Haemovigilance can be defined in a number of ways however NZBS has chosen to adopt the Council of Europe definition which states that haemovigilance is:
"The organised surveillance procedures related to serious or unexpected events or reactions in donors or recipients and the epidemiological follow up of donors"
The provision of safe transfusion therapy is a basic requirement of advanced medical care. Despite major advances in viral and bacterial detection and the subsequent reduction in risk of transfusion transmitted infections there are still other significant risks associated with transfusion.

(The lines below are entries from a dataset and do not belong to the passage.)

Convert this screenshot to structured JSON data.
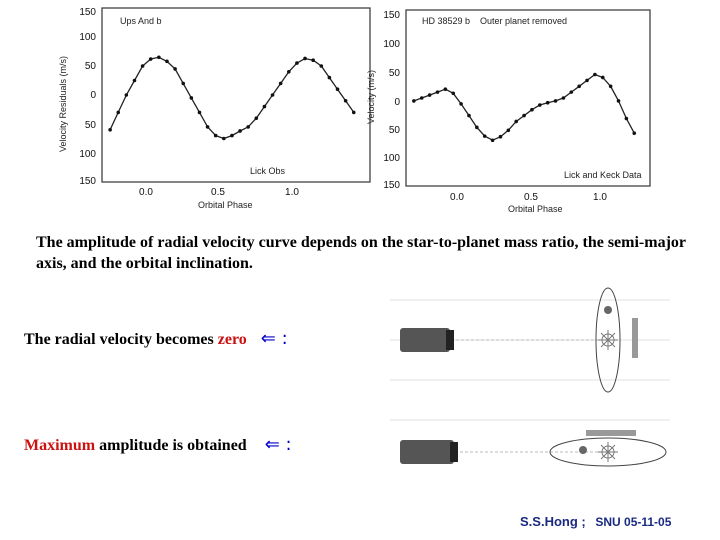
{
  "chart_data": [
    {
      "type": "scatter",
      "title": "Ups And b",
      "annotation": "Lick Obs",
      "xlabel": "Orbital Phase",
      "ylabel": "Velocity Residuals (m/s)",
      "xlim": [
        -0.25,
        1.4
      ],
      "ylim": [
        -150,
        150
      ],
      "x_ticks": [
        "0.0",
        "0.5",
        "1.0"
      ],
      "y_ticks": [
        "150",
        "100",
        "50",
        "0",
        "50",
        "100",
        "150"
      ],
      "series": [
        {
          "x": [
            -0.2,
            -0.15,
            -0.1,
            -0.05,
            0.0,
            0.05,
            0.1,
            0.15,
            0.2,
            0.25,
            0.3,
            0.35,
            0.4,
            0.45,
            0.5,
            0.55,
            0.6,
            0.65,
            0.7,
            0.75,
            0.8,
            0.85,
            0.9,
            0.95,
            1.0,
            1.05,
            1.1,
            1.15,
            1.2,
            1.25,
            1.3
          ],
          "y": [
            -60,
            -30,
            0,
            25,
            50,
            62,
            65,
            58,
            45,
            20,
            -5,
            -30,
            -55,
            -70,
            -75,
            -70,
            -62,
            -55,
            -40,
            -20,
            0,
            20,
            40,
            55,
            63,
            60,
            50,
            30,
            10,
            -10,
            -30
          ]
        }
      ]
    },
    {
      "type": "scatter",
      "title": "HD 38529 b",
      "subtitle": "Outer planet removed",
      "annotation": "Lick and Keck Data",
      "xlabel": "Orbital Phase",
      "ylabel": "Velocity (m/s)",
      "xlim": [
        -0.25,
        1.3
      ],
      "ylim": [
        -150,
        150
      ],
      "x_ticks": [
        "0.0",
        "0.5",
        "1.0"
      ],
      "y_ticks": [
        "150",
        "100",
        "50",
        "0",
        "50",
        "100",
        "150"
      ],
      "series": [
        {
          "x": [
            -0.2,
            -0.15,
            -0.1,
            -0.05,
            0.0,
            0.05,
            0.1,
            0.15,
            0.2,
            0.25,
            0.3,
            0.35,
            0.4,
            0.45,
            0.5,
            0.55,
            0.6,
            0.65,
            0.7,
            0.75,
            0.8,
            0.85,
            0.9,
            0.95,
            1.0,
            1.05,
            1.1,
            1.15,
            1.2
          ],
          "y": [
            -5,
            0,
            5,
            10,
            15,
            8,
            -10,
            -30,
            -50,
            -65,
            -72,
            -66,
            -55,
            -40,
            -30,
            -20,
            -12,
            -8,
            -5,
            0,
            10,
            20,
            30,
            40,
            35,
            20,
            -5,
            -35,
            -60
          ]
        }
      ]
    }
  ],
  "text": {
    "paragraph": "The amplitude of radial velocity curve depends on the star-to-planet mass ratio, the semi-major axis, and the orbital inclination.",
    "zero_prefix": "The radial velocity becomes ",
    "zero_word": "zero",
    "max_word": "Maximum",
    "max_suffix": " amplitude is obtained",
    "arrow": "⇐ :",
    "footer_name": "S.S.Hong ;",
    "footer_date": "SNU 05-11-05"
  },
  "colors": {
    "highlight": "#cc1111",
    "arrow": "#0000cc",
    "footer": "#1a2a80"
  }
}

What is the haemovigilance programme?
The NZBS haemovigilance programme involves the receipt and analysis of reports of transfusion-related adverse events. The data gathered from the programme enables NZBS to:
- provide the clinical community with a reliable source of information about untoward effects of transfusion
- recommend corrective measures for preventing the recurrence of particular events or dysfunction in the transfusion process
- warn hospitals and blood services about adverse events that could involve more individuals than a single recipient e.g. transmission of infectious diseases, problems with blood bags, solutions or blood processing etc.
The first point of contact with the programme will normally be through submission of a report regarding an adverse event occurring during the transfusion process. This report will generally be submitted by your Transfusion Safety Officer (TSO) who in most cases is the Blood Bank Charge Scientist or Transfusion Nurse Specialist (TNS). The Blood Bank in each DHB will be able to inform you who undertakes the role.
NZBS is an active member of the International Haemovigilance Network (IHN). This organisation aims to standardise haemovigilance activities to support benchmarking of data. NZBS utilise the internationally agreed definitions when evaluating and classifying adverse events.